💥 James-Webb enthüllt, was 11 Supernovas nach ihrer Explosion erzeugen

Das James-Webb-Weltraumteleskop hat den Staub von 11 nahe gelegenen Supernovas untersucht, etwa ein bis sieben Jahre nach der Explosion ihrer Sterne.

Diese Explosionen markieren das Ende bestimmter massereicher Sterne. Nach dem Ereignis kühlt sich die ausgestoßene Materie ab und kann winzige feste Körner bilden. Dieser kosmische Staub trägt anschließend zur verfügbaren Materie bei, aus der neue Sterne, Planeten und andere Objekte entstehen. Wie viel davon unmittelbar nach einer Supernova entsteht, ist jedoch noch unklar.

Zwei staubreiche Supernovas, beobachtet mit dem MIRI-Instrument des James-Webb-Teleskops.

Zwei staubreiche Supernovas, beobachtet mit dem MIRI-Instrument des James-Webb-Teleskops.
Quelle: ESA/Webb

Die Astronomen nutzten MIRI, das für mittleres Infrarot empfindliche Instrument des James-Webb-Teleskops. Diese Wellenlängen ermöglichen es, die von Staub ausgesendete Wärme aufzuspüren, die im sichtbaren Licht nur schwer zu beobachten ist. Das Team untersuchte 11 Supernovas vom Typ IIP, eine Familie von Explosionen massereicher Sterne, deren Helligkeit nach dem Maximum mehrere Wochen lang relativ stabil bleibt.

Die Beobachtungen zeigen eine Entwicklung mit zunehmendem Alter.

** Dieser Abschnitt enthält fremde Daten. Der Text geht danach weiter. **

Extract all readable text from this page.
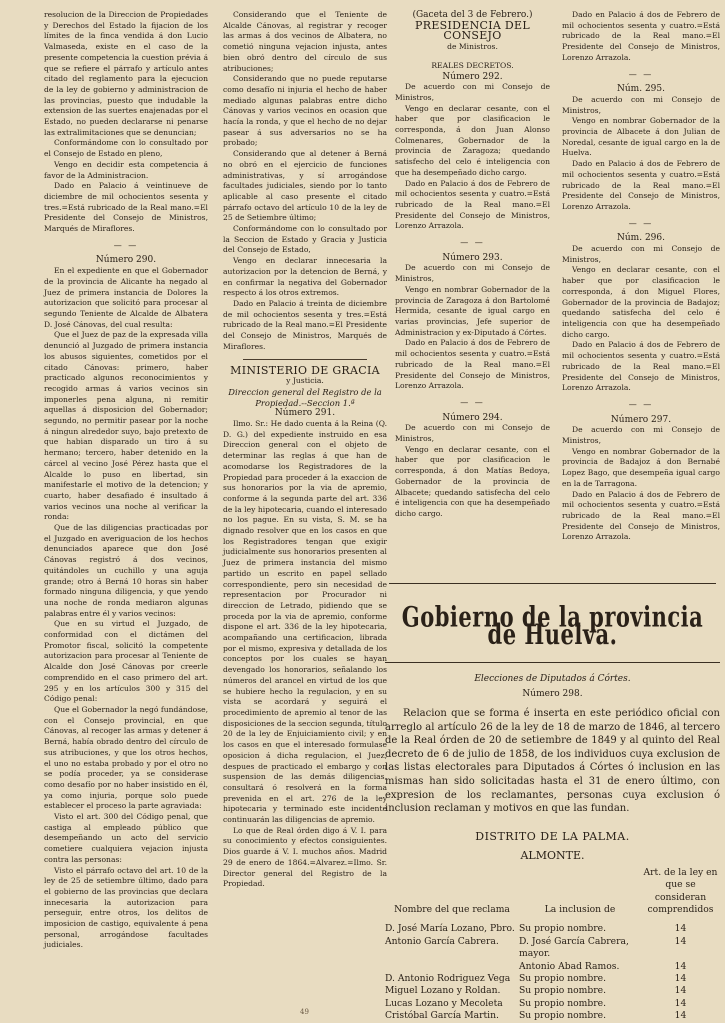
resolucion de la Direccion de Propiedades y Derechos del Estado la fijacion de los límites de la finca vendida á don Lucio Valmaseda, existe en el caso de la presente competencia la cuestion prévia á que se refiere el párrafo y artículo antes citado del reglamento para la ejecucion de la ley de gobierno y administracion de las provincias, puesto que indudable la extension de las suertes enajenadas por el Estado, no pueden declararse ni penarse las extralimitaciones que se denuncian;

Conformándome con lo consultado por el Consejo de Estado en pleno,

Vengo en decidir esta competencia á favor de la Administracion.

Dado en Palacio á veintinueve de diciembre de mil ochocientos sesenta y tres.=Está rubricado de la Real mano.=El Presidente del Consejo de Ministros, Marqués de Miraflores.

— —

Número 290.

En el expediente en que el Gobernador de la provincia de Alicante ha negado al Juez de primera instancia de Dolores la autorizacion que solicitó para procesar al segundo Teniente de Alcalde de Albatera D. José Cánovas, del cual resulta:

Que el Juez de paz de la expresada villa denunció al Juzgado de primera instancia los abusos siguientes, cometidos por el citado Cánovas: primero, haber practicado algunos reconocimientos y recogido armas á varios vecinos sin imponerles pena alguna, ni remitir aquellas á disposicion del Gobernador; segundo, no permitir pasear por la noche á ningun alrededor suyo, bajo pretexto de que habian disparado un tiro á su hermano; tercero, haber detenido en la cárcel al vecino José Pérez hasta que el Alcalde lo puso en libertad, sin manifestarle el motivo de la detencion; y cuarto, haber desafiado é insultado á varios vecinos una noche al verificar la ronda:

Que de las diligencias practicadas por el Juzgado en averiguacion de los hechos denunciados aparece que don José Cánovas registró á dos vecinos, quitándoles un cuchillo y una aguja grande; otro á Berná 10 horas sin haber formado ninguna diligencia, y que yendo una noche de ronda mediaron algunas palabras entre él y varios vecinos:

Que en su virtud el Juzgado, de conformidad con el dictámen del Promotor fiscal, solicitó la competente autorizacion para procesar al Teniente de Alcalde don José Cánovas por creerle comprendido en el caso primero del art. 295 y en los artículos 300 y 315 del Código penal:

Que el Gobernador la negó fundándose, con el Consejo provincial, en que Cánovas, al recoger las armas y detener á Berná, había obrado dentro del círculo de sus atribuciones, y que los otros hechos, el uno no estaba probado y por el otro no se podía proceder, ya se considerase como desafío por no haber insistido en él, ya como injuria, porque solo puede establecer el proceso la parte agraviada:

Visto el art. 300 del Código penal, que castiga al empleado público que desempeñando un acto del servicio cometiere cualquiera vejacion injusta contra las personas:

Visto el párrafo octavo del art. 10 de la ley de 25 de setiembre último, dado para el gobierno de las provincias que declara innecesaria la autorizacion para perseguir, entre otros, los delitos de imposicion de castigo, equivalente á pena personal, arrogándose facultades judiciales.

Considerando que el Teniente de Alcalde Cánovas, al registrar y recoger las armas á dos vecinos de Albatera, no cometió ninguna vejacion injusta, antes bien obró dentro del círculo de sus atribuciones;

Considerando que no puede reputarse como desafío ni injuria el hecho de haber mediado algunas palabras entre dicho Cánovas y varios vecinos en ocasion que hacía la ronda, y que el hecho de no dejar pasear á sus adversarios no se ha probado;

Considerando que al detener á Berná no obró en el ejercicio de funciones administrativas, y sí arrogándose facultades judiciales, siendo por lo tanto aplicable al caso presente el citado párrafo octavo del artículo 10 de la ley de 25 de Setiembre último;

Conformándome con lo consultado por la Seccion de Estado y Gracia y Justicia del Consejo de Estado,

Vengo en declarar innecesaria la autorizacion por la detencion de Berná, y en confirmar la negativa del Gobernador respecto á los otros extremos.

Dado en Palacio á treinta de diciembre de mil ochocientos sesenta y tres.=Está rubricado de la Real mano.=El Presidente del Consejo de Ministros, Marqués de Miraflores.

MINISTERIO DE GRACIA

y Justicia.

Direccion general del Registro de la Propiedad.--Seccion 1.ª

Número 291.

Ilmo. Sr.: He dado cuenta á la Reina (Q. D. G.) del expediente instruido en esa Direccion general con el objeto de determinar las reglas á que han de acomodarse los Registradores de la Propiedad para proceder á la exaccion de sus honorarios por la via de apremio, conforme á la segunda parte del art. 336 de la ley hipotecaria, cuando el interesado no los pague. En su vista, S. M. se ha dignado resolver que en los casos en que los Registradores tengan que exigir judicialmente sus honorarios presenten al Juez de primera instancia del mismo partido un escrito en papel sellado correspondiente, pero sin necesidad de representacion por Procurador ni direccion de Letrado, pidiendo que se proceda por la via de apremio, conforme dispone el art. 336 de la ley hipotecaria, acompañando una certificacion, librada por el mismo, expresiva y detallada de los conceptos por los cuales se hayan devengado los honorarios, señalando los números del arancel en virtud de los que se hubiere hecho la regulacion, y en su vista se acordará y seguirá el procedimiento de apremio al tenor de las disposiciones de la seccion segunda, título 20 de la ley de Enjuiciamiento civil; y en los casos en que el interesado formulase oposicion á dicha regulacion, el Juez, despues de practicado el embargo y con suspension de las demás diligencias, consultará ó resolverá en la forma prevenida en el art. 276 de la ley hipotecaria y terminado este incidente continuarán las diligencias de apremio.

Lo que de Real órden digo á V. I. para su conocimiento y efectos consiguientes. Dios guarde á V. I. muchos años. Madrid 29 de enero de 1864.=Alvarez.=Ilmo. Sr. Director general del Registro de la Propiedad.

(Gaceta del 3 de Febrero.)

PRESIDENCIA DEL CONSEJO

de Ministros.

REALES DECRETOS.

Número 292.

De acuerdo con mi Consejo de Ministros,

Vengo en declarar cesante, con el haber que por clasificacion le corresponda, á don Juan Alonso Colmenares, Gobernador de la provincia de Zaragoza; quedando satisfecho del celo é inteligencia con que ha desempeñado dicho cargo.

Dado en Palacio á dos de Febrero de mil ochocientos sesenta y cuatro.=Está rubricado de la Real mano.=El Presidente del Consejo de Ministros, Lorenzo Arrazola.

— —

Número 293.

De acuerdo con mi Consejo de Ministros,

Vengo en nombrar Gobernador de la provincia de Zaragoza á don Bartolomé Hermida, cesante de igual cargo en varias provincias, Jefe superior de Administracion y ex-Diputado á Córtes.

Dado en Palacio á dos de Febrero de mil ochocientos sesenta y cuatro.=Está rubricado de la Real mano.=El Presidente del Consejo de Ministros, Lorenzo Arrazola.

— —

Número 294.

De acuerdo con mi Consejo de Ministros,

Vengo en declarar cesante, con el haber que por clasificacion le corresponda, á don Matías Bedoya, Gobernador de la provincia de Albacete; quedando satisfecha del celo é inteligencia con que ha desempeñado dicho cargo.

Dado en Palacio á dos de Febrero de mil ochocientos sesenta y cuatro.=Está rubricado de la Real mano.=El Presidente del Consejo de Ministros, Lorenzo Arrazola.

— —

Núm. 295.

De acuerdo con mi Consejo de Ministros,

Vengo en nombrar Gobernador de la provincia de Albacete á don Julian de Noredal, cesante de igual cargo en la de Huelva.

Dado en Palacio á dos de Febrero de mil ochocientos sesenta y cuatro.=Está rubricado de la Real mano.=El Presidente del Consejo de Ministros, Lorenzo Arrazola.

— —

Núm. 296.

De acuerdo con mi Consejo de Ministros,

Vengo en declarar cesante, con el haber que por clasificacion le corresponda, á don Miguel Flores, Gobernador de la provincia de Badajoz; quedando satisfecha del celo é inteligencia con que ha desempeñado dicho cargo.

Dado en Palacio á dos de Febrero de mil ochocientos sesenta y cuatro.=Está rubricado de la Real mano.=El Presidente del Consejo de Ministros, Lorenzo Arrazola.

— —

Número 297.

De acuerdo con mi Consejo de Ministros,

Vengo en nombrar Gobernador de la provincia de Badajoz á don Bernabé Lopez Bago, que desempeña igual cargo en la de Tarragona.

Dado en Palacio á dos de Febrero de mil ochocientos sesenta y cuatro.=Está rubricado de la Real mano.=El Presidente del Consejo de Ministros, Lorenzo Arrazola.

Gobierno de la provincia de Huelva.

Elecciones de Diputados á Córtes.

Número 298.

Relacion que se forma é inserta en este periódico oficial con arreglo al artículo 26 de la ley de 18 de marzo de 1846, al tercero de la Real órden de 20 de setiembre de 1849 y al quinto del Real decreto de 6 de julio de 1858, de los individuos cuya exclusion de las listas electorales para Diputados á Córtes ó inclusion en las mismas han sido solicitadas hasta el 31 de enero último, con expresion de los reclamantes, personas cuya exclusion ó inclusion reclaman y motivos en que las fundan.

DISTRITO DE LA PALMA.

ALMONTE.

Nombre del que reclama	La inclusion de	Art. de la ley en que se consideran comprendidos

D. José María Lozano, Pbro.	Su propio nombre.	14
Antonio García Cabrera.	D. José García Cabrera, mayor.	14
	Antonio Abad Ramos.	14
D. Antonio Rodriguez Vega	Su propio nombre.	14
Miguel Lozano y Roldan.	Su propio nombre.	14
Lucas Lozano y Mecoleta	Su propio nombre.	14
Cristóbal García Martin.	Su propio nombre.	14
49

Etwa 400 Tage nach der Explosion registrieren die Forschenden eine warme Emission, die ungefähr 1 227 °C entspricht. Zwischen etwa 600 und 2 500 Tagen treten weitere charakteristische Signale hervor. Der gemessene kältere Staub liegt dann zwischen etwa -153 °C und -23 °C.

Die abgeleiteten Mengen reichen von etwa 0,0001 bis zum 0,01-Fachen der Sonnenmasse. Selbst der höhere Wert bleibt angesichts einer naheliegenden Frage gering: Wie konnten die jungen Galaxien, die weit entfernt im Universum beobachtet werden, so schnell so viel Staub ansammeln? Supernovas galten lange als mögliche Quelle.

In dieser Stichprobe reichen die Mengen, die ein bis sieben Jahre nach der Explosion vorhanden sind, jedoch nicht aus, um den Staub typischer Galaxien, die sehr früh in der kosmischen Geschichte beobachtet werden, direkt zu erklären. Das bedeutet nicht, dass Supernovas eine unbedeutende Rolle spielen. Sie könnten kleine Körner liefern, die anschließend durch die Aufnahme von Materie im interstellaren Raum wachsen.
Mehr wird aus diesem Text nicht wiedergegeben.